Il s’agit d’une mesure accueillie avec un mélange d’espoir prudent et d’attente critique par ceux qui vivent au rythme de cette économie depuis des décennies.
En toile de fond, le constat est partagé dans de nombreux milieux : le système actuel d’approbation des projets miniers est lent, fragmenté, et souvent jugé opaque. Les experts en politiques publiques et développement régional rappellent que plusieurs projets miniers en Ontario mettent plus de quinze ans à franchir toutes les étapes règlementaires. Le processus implique généralement jusqu’à une trentaine de permis, émis par divers ministères et instances, avec peu de coordination apparente. Ce morcèlement est régulièrement dénoncé dans les rapports d’organisations industrielles comme l’Association canadienne des prospecteurs et entrepreneurs (ACPE), qui fait état de délais « disproportionnés » nuisant à la compétitivité nationale.

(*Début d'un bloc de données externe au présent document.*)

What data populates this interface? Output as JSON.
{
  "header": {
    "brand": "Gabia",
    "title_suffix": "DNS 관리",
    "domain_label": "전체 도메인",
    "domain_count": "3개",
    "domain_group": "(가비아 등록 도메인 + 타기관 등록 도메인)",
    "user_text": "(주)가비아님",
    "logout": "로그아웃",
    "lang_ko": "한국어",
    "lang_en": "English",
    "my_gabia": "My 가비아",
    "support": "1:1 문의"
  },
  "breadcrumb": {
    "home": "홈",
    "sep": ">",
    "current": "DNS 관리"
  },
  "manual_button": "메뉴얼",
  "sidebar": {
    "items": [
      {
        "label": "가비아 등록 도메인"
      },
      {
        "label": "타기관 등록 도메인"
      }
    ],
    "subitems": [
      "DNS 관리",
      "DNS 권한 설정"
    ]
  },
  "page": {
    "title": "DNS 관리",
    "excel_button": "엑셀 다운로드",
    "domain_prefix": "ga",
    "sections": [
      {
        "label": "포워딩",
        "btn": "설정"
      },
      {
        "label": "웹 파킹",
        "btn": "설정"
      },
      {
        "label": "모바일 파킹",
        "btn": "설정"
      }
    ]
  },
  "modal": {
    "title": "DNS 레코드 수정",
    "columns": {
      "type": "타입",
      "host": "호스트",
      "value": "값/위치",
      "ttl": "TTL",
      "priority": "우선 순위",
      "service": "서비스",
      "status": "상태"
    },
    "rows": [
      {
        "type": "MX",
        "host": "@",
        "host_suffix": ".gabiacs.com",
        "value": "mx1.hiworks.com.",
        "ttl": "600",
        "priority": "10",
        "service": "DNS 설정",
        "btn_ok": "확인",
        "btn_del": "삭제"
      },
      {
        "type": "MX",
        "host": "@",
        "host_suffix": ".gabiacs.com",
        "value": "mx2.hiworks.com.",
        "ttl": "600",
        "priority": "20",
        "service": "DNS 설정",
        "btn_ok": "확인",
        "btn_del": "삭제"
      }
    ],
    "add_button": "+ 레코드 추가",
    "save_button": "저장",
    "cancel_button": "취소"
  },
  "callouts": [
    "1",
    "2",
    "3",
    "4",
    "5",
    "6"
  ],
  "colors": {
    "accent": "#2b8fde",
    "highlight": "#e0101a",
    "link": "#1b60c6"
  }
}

La législation annoncée par Queen’s Park vise à simplifier ces procédures, en proposant un modèle dit « unifié », qui permettrait de regrouper plusieurs étapes d’évaluation et de consultation dans un seul processus. Cette méthode s’inspire de pratiques adoptées ailleurs au pays, notamment en Colombie-Britannique et en Saskatchewan, où des approches intégrées ont été testées dans des contextes similaires.

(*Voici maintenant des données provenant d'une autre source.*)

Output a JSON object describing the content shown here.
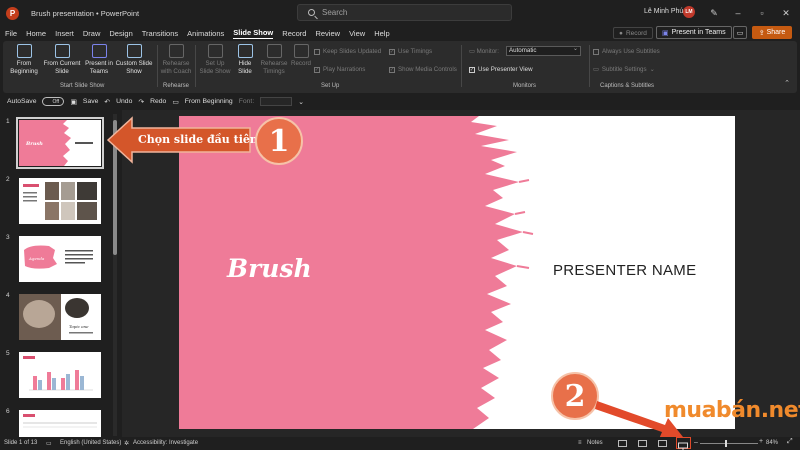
{
  "titlebar": {
    "app_logo": "P",
    "doc_title": "Brush presentation  •  PowerPoint",
    "search_placeholder": "Search",
    "user_name": "Lê Minh Phú",
    "user_initials": "LM"
  },
  "tabs": [
    "File",
    "Home",
    "Insert",
    "Draw",
    "Design",
    "Transitions",
    "Animations",
    "Slide Show",
    "Record",
    "Review",
    "View",
    "Help"
  ],
  "active_tab": "Slide Show",
  "tab_actions": {
    "record": "Record",
    "present_in_teams": "Present in Teams",
    "share": "Share"
  },
  "ribbon": {
    "from_beginning": "From Beginning",
    "from_current": "From Current Slide",
    "present_teams": "Present in Teams",
    "custom_show": "Custom Slide Show",
    "group_start": "Start Slide Show",
    "rehearse": "Rehearse with Coach",
    "group_rehearse": "Rehearse",
    "setup_show": "Set Up Slide Show",
    "hide_slide": "Hide Slide",
    "rehearse_timings": "Rehearse Timings",
    "record": "Record",
    "keep_updated": "Keep Slides Updated",
    "play_narrations": "Play Narrations",
    "use_timings": "Use Timings",
    "show_media": "Show Media Controls",
    "group_setup": "Set Up",
    "monitor_label": "Monitor:",
    "monitor_value": "Automatic",
    "presenter_view": "Use Presenter View",
    "group_monitors": "Monitors",
    "always_subtitles": "Always Use Subtitles",
    "subtitle_settings": "Subtitle Settings",
    "group_captions": "Captions & Subtitles"
  },
  "qat": {
    "autosave": "AutoSave",
    "toggle_state": "Off",
    "save": "Save",
    "undo": "Undo",
    "redo": "Redo",
    "from_beginning": "From Beginning",
    "font_label": "Font:"
  },
  "thumbnails": [
    "1",
    "2",
    "3",
    "4",
    "5",
    "6"
  ],
  "slide": {
    "title": "Brush",
    "presenter": "PRESENTER NAME",
    "accent_color": "#ef7b98"
  },
  "callouts": {
    "step1_text": "Chọn slide đầu tiên",
    "step1_num": "1",
    "step2_num": "2",
    "watermark": "muabán.net"
  },
  "status": {
    "slide_count": "Slide 1 of 13",
    "language": "English (United States)",
    "accessibility": "Accessibility: Investigate",
    "notes": "Notes",
    "zoom": "84%"
  }
}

L’argument central avancé par le gouvernement repose sur deux piliers. D’une part, une rationalisation administrative réduirait les couts pour l’État et pour les promoteurs, tout en accélérant la mise en oeuvre de projets économiques. D’autre part, la réduction des délais permettrait une meilleure mobilisation du capital privé, souvent freiné par les incertitudes règlementaires. Ce point est confirmé par des études publiées par l’Institut Fraser, qui classe régulièrement les juridictions minières selon leur prévisibilité règlementaire et l’accessibilité des processus d’approbation. Dans les classements récents, l’Ontario se situait au milieu du peloton, pénalisée entre autres par la lenteur de ses mécanismes d’autorisation.

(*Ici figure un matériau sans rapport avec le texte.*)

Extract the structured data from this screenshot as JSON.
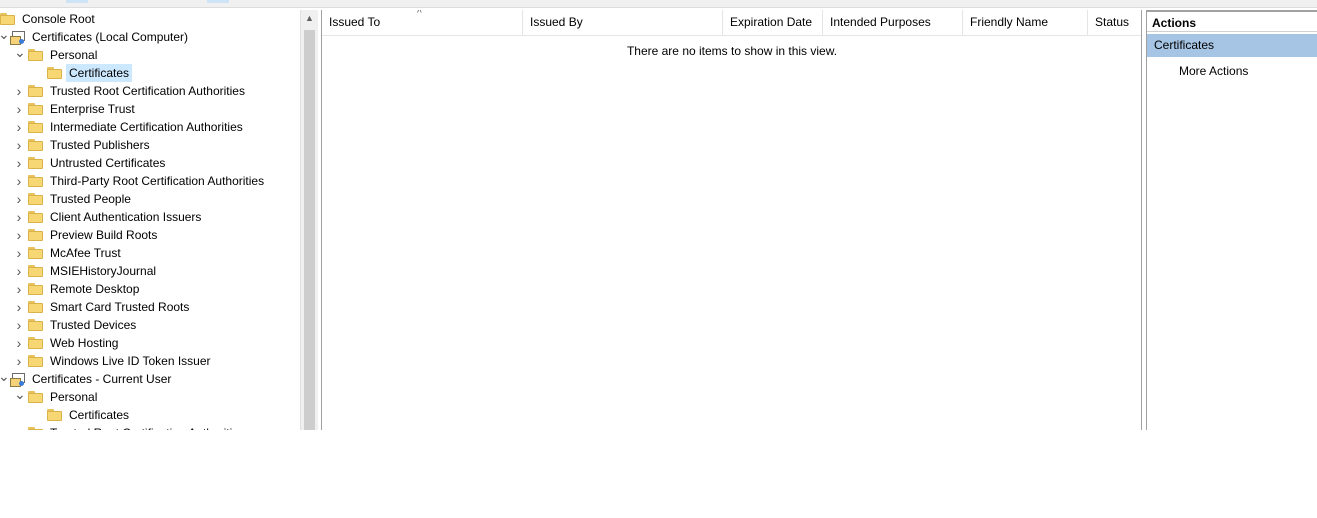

Mais au-delà des chiffres, cette réforme soulève aussi des considérations humaines et sociales. Pour plusieurs résidents du Nord ontarien, en particulier les générations plus âgées ayant connu les cycles d’essor et de déclin du secteur minier, cette annonce rouvre des questions fondamentales sur l’avenir des communautés locales. Dans un échange avec Le Nord, un ancien contremaitre de mine de la région de Timmins, aujourd’hui retraité, confiait : « Ça fait longtemps qu’on attend qu’on nous prenne au sérieux. Ce qu’on demande, c’est pas du favoritisme, c’est de la clarté. On sait travailler, mais il faut qu’on nous laisse une chance. »
Cependant, toute simplification ne peut ignorer les impératifs de consultation et de respect des droits, particulièrement en ce qui concerne les Premières Nations. La nomination de Greg Rickford comme ministre des Affaires autochtones et de la Réconciliation économique a été interprétée comme une tentative de renforcer le dialogue. Le ministre Rickford, qui a déjà occupé ce type de rôle sous le gouvernement Harper au fédéral, possède une expérience reconnue dans les négociations territoriales. Selon plusieurs analystes, cette désignation pourrait aider à prévenir certains blocages observés par le passé.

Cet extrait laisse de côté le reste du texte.